Software development techniques and Agile methodologies

A return to Good Code

By Jasone Tee

TheServerSide.com


Stop doing this:


public boolean foo() {
 if (true) {
   return true;  
 }  else {  
 return false;  
 }
}


It always amazes me when I dig into an open source project, and I see code written by supposed experts, and reviewed by seasoned professionals, and nobody slaps the wrists of the developer who shoves return statements right in the middle of a method.

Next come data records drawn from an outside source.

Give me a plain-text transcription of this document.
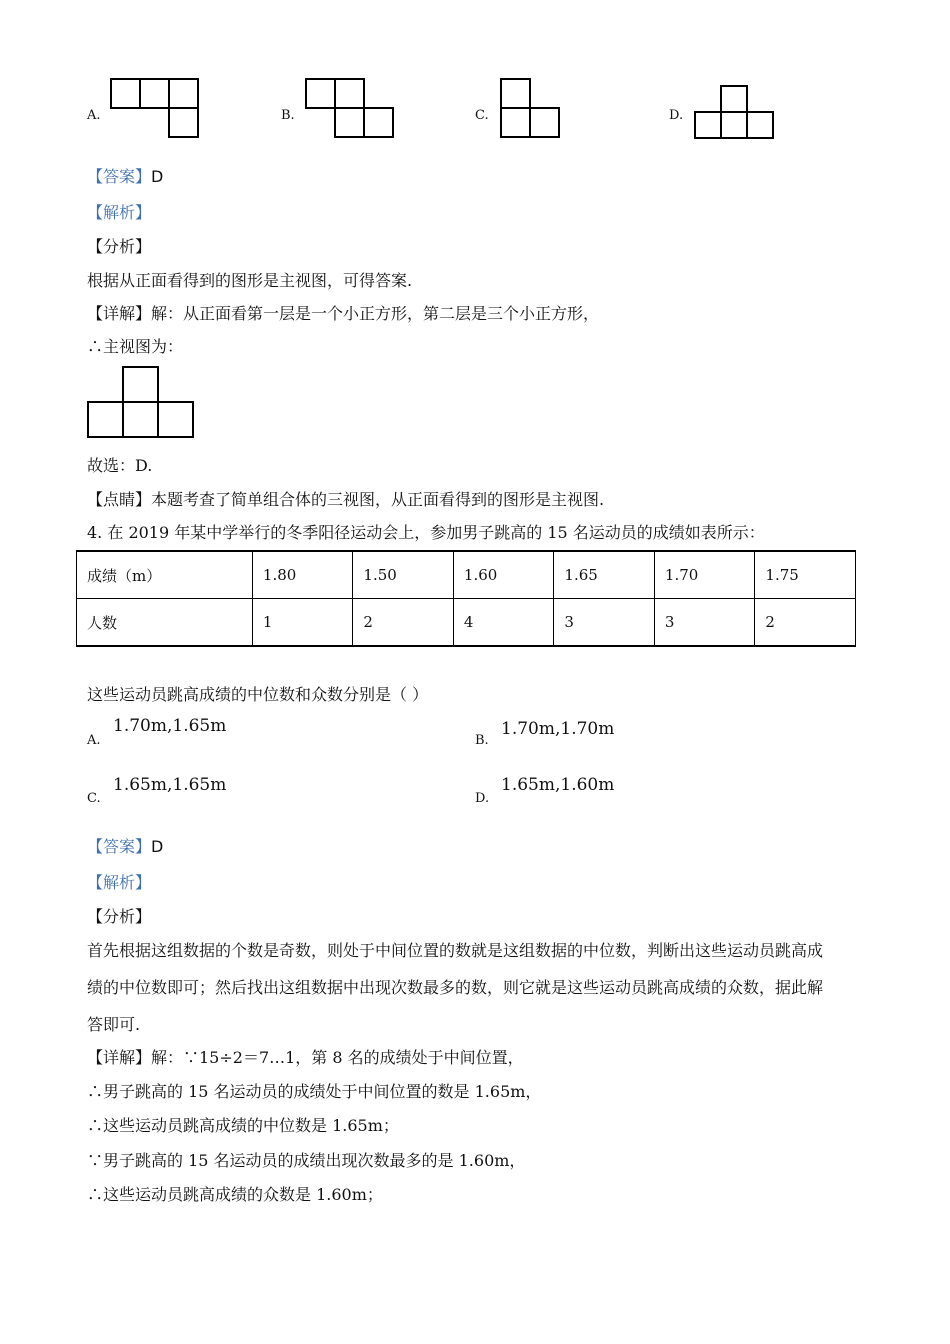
A.	B.	C.	D.
【答案】D
【解析】
【分析】
根据从正面看得到的图形是主视图，可得答案.
【详解】解：从正面看第一层是一个小正方形，第二层是三个小正方形，
∴主视图为：
故选：D.
【点睛】本题考查了简单组合体的三视图，从正面看得到的图形是主视图.
4. 在 2019 年某中学举行的冬季阳径运动会上，参加男子跳高的 15 名运动员的成绩如表所示：
成绩（m）	1.80	1.50	1.60	1.65	1.70	1.75
人数	1	2	4	3	3	2
这些运动员跳高成绩的中位数和众数分别是（ ）
A.
1.70m,1.65m
B.
1.70m,1.70m
C.
1.65m,1.65m
D.
1.65m,1.60m
【答案】D
【解析】
【分析】
首先根据这组数据的个数是奇数，则处于中间位置的数就是这组数据的中位数，判断出这些运动员跳高成
绩的中位数即可；然后找出这组数据中出现次数最多的数，则它就是这些运动员跳高成绩的众数，据此解
答即可.
【详解】解：∵15÷2＝7…1，第 8 名的成绩处于中间位置，
∴男子跳高的 15 名运动员的成绩处于中间位置的数是 1.65m，
∴这些运动员跳高成绩的中位数是 1.65m；
∵男子跳高的 15 名运动员的成绩出现次数最多的是 1.60m，
∴这些运动员跳高成绩的众数是 1.60m；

Tell me, how hard is it to do this:


public boolean foo() {  
 boolean flag = true;  
 if (true) { 
   flag=true;
 }  
 else {
   flag=false;
 }
 return flag;
}

This is Java 101. Actually, it's not even Java 101. It's grade school Java. If a method returns a value, you declare that value as a variable at the start of the method. Then you do things that will give that variable the appropriate meaning. And then, on your last line of code, you return that variable to the calling program. And doing so is more than just about writing good code. It's about being polite.

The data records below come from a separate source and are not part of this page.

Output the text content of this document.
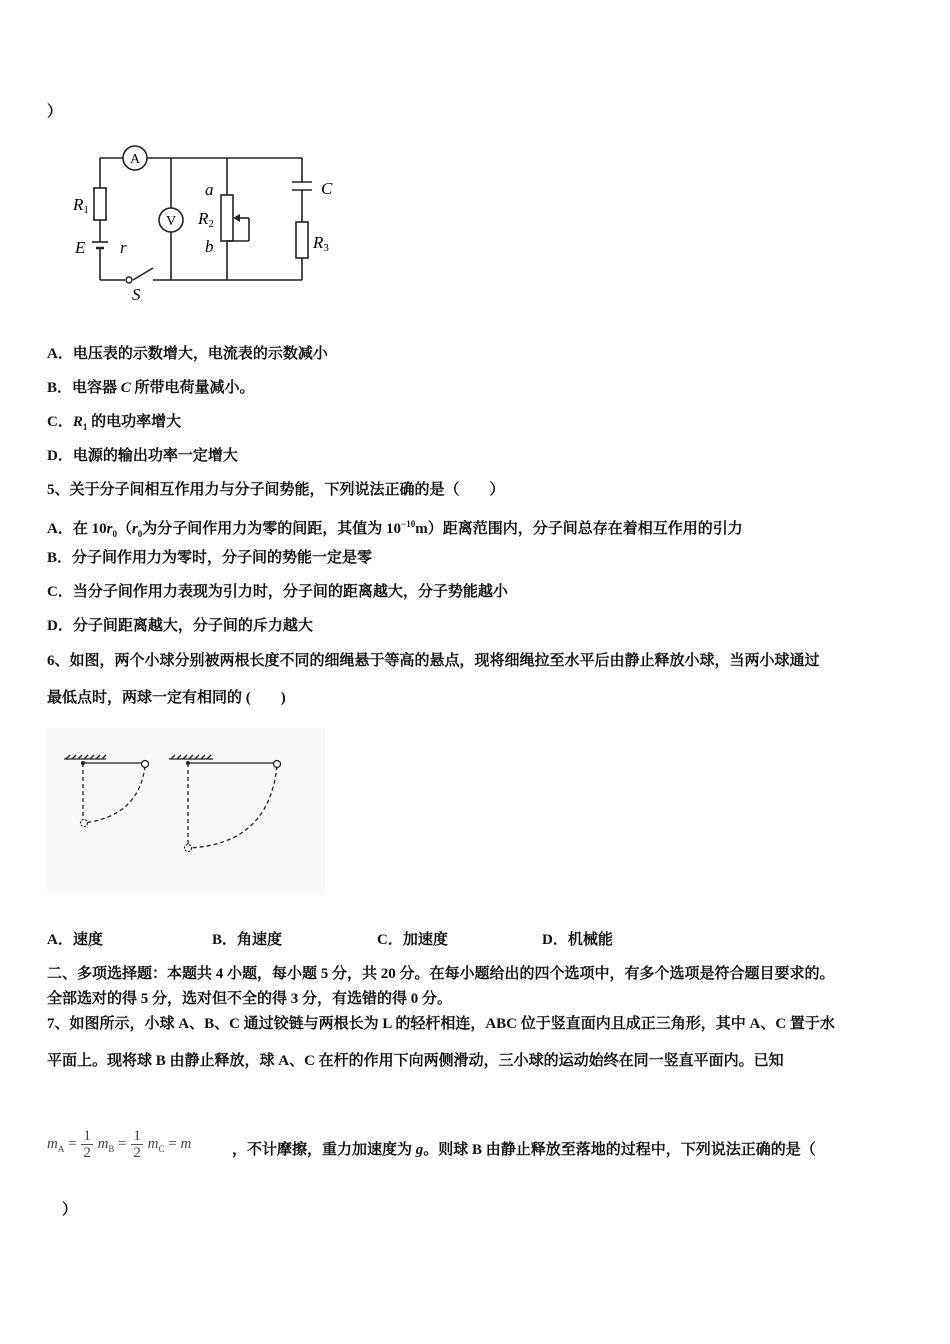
）
A
V
R1
E r
a
R2
b
C
R3
S
A．电压表的示数增大，电流表的示数减小
B．电容器 C 所带电荷量减小。
C．$R_1$ 的电功率增大
D．电源的输出功率一定增大
5、关于分子间相互作用力与分子间势能，下列说法正确的是（　　）
A．在 $10r_0(r_0$为分子间作用力为零的间距，其值为 $10^{-10}m$）距离范围内，分子间总存在着相互作用的引力
B．分子间作用力为零时，分子间的势能一定是零
C．当分子间作用力表现为引力时，分子间的距离越大，分子势能越小
D．分子间距离越大，分子间的斥力越大
6、如图，两个小球分别被两根长度不同的细绳悬于等高的悬点，现将细绳拉至水平后由静止释放小球，当两小球通过
最低点时，两球一定有相同的 (　　)
A．速度	B．角速度	C．加速度	D．机械能
二、多项选择题：本题共 4 小题，每小题 5 分，共 20 分。在每小题给出的四个选项中，有多个选项是符合题目要求的。
全部选对的得 5 分，选对但不全的得 3 分，有选错的得 0 分。
7、如图所示，小球 A、B、C 通过铰链与两根长为 L 的轻杆相连，ABC 位于竖直面内且成正三角形，其中 A、C 置于水
平面上。现将球 B 由静止释放，球 A、C 在杆的作用下向两侧滑动，三小球的运动始终在同一竖直平面内。已知
$m_A = \frac{1}{2} m_B = \frac{1}{2} m_C = m$	，不计摩擦，重力加速度为 g。则球 B 由静止释放至落地的过程中，下列说法正确的是（
）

Have you ever tried to troubleshoot some code that has return statements thrown around all over the method? It's impossible. In fact, the first step in troubleshooting such a method is to rework the darn thing so that it doesn't have a bunch of return statements in it. And it can always be done. There is no method that can't be re-written to have just one, single, easy to identify return statement at the end of it.

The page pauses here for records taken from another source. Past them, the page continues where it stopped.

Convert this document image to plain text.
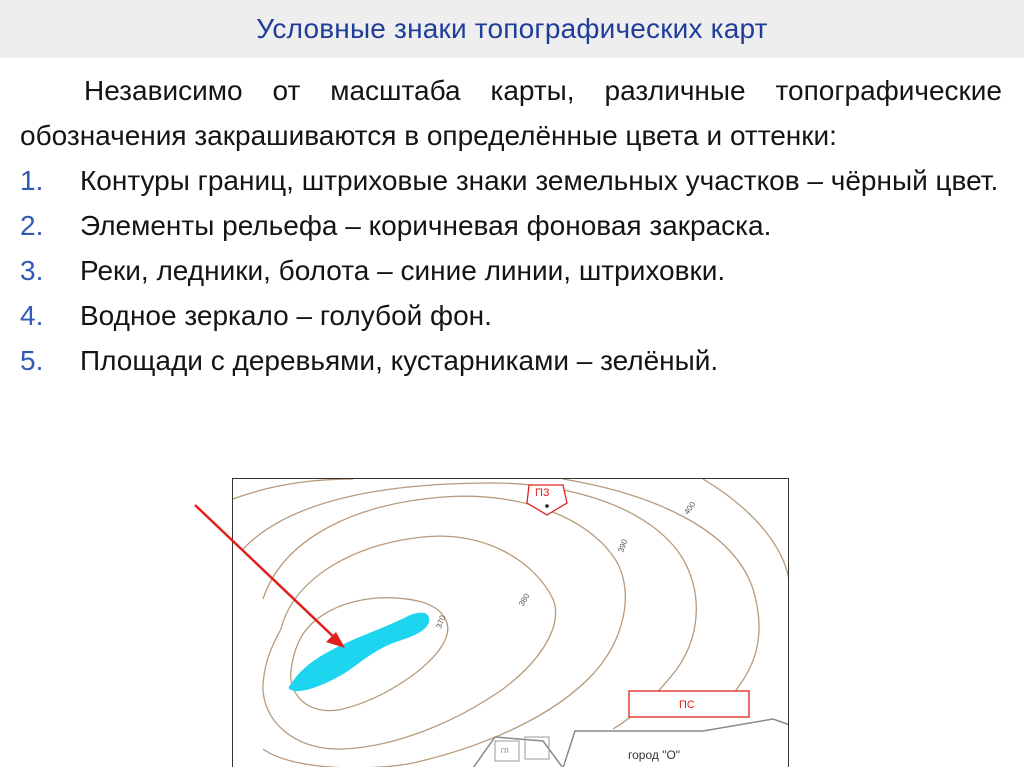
Условные знаки топографических карт

Независимо от масштаба карты, различные топографические обозначения закрашиваются в определённые цвета и оттенки:

1. Контуры границ, штриховые знаки земельных участков – чёрный цвет.
2. Элементы рельефа – коричневая фоновая закраска.
3. Реки, ледники, болота – синие линии, штриховки.
4. Водное зеркало – голубой фон.
5. Площади с деревьями, кустарниками – зелёный.
город "О"
ГП
ПЗ
ПС
400
390
380
370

Sure, bad programmers have a million different reasons as to why they must program poorly. "I just wanted to avoid a bunch of superfluous conditional statements that the code might have to go through later on." Well, first of all, computers are darned good at quickly evaluating a few conditional statements, so short-circuiting a method to avoid a clock cycle or two is simply ridiculous. And besides, if there's a bunch of superfluous conditional statements that end up getting bypassed, maybe that's a good indication that your 'superfluous' code should be rewritten, perhaps factored out into a different method that isn't superfluous?


The bottom line is that there's no excuse for writing bad code or being a lazy programmer, especially when writing good code isn't that much more difficult. Stop writing methods with a million return statements in them. A method in Java can only return one thing, and correspondingly, a method should have only one return statement in it.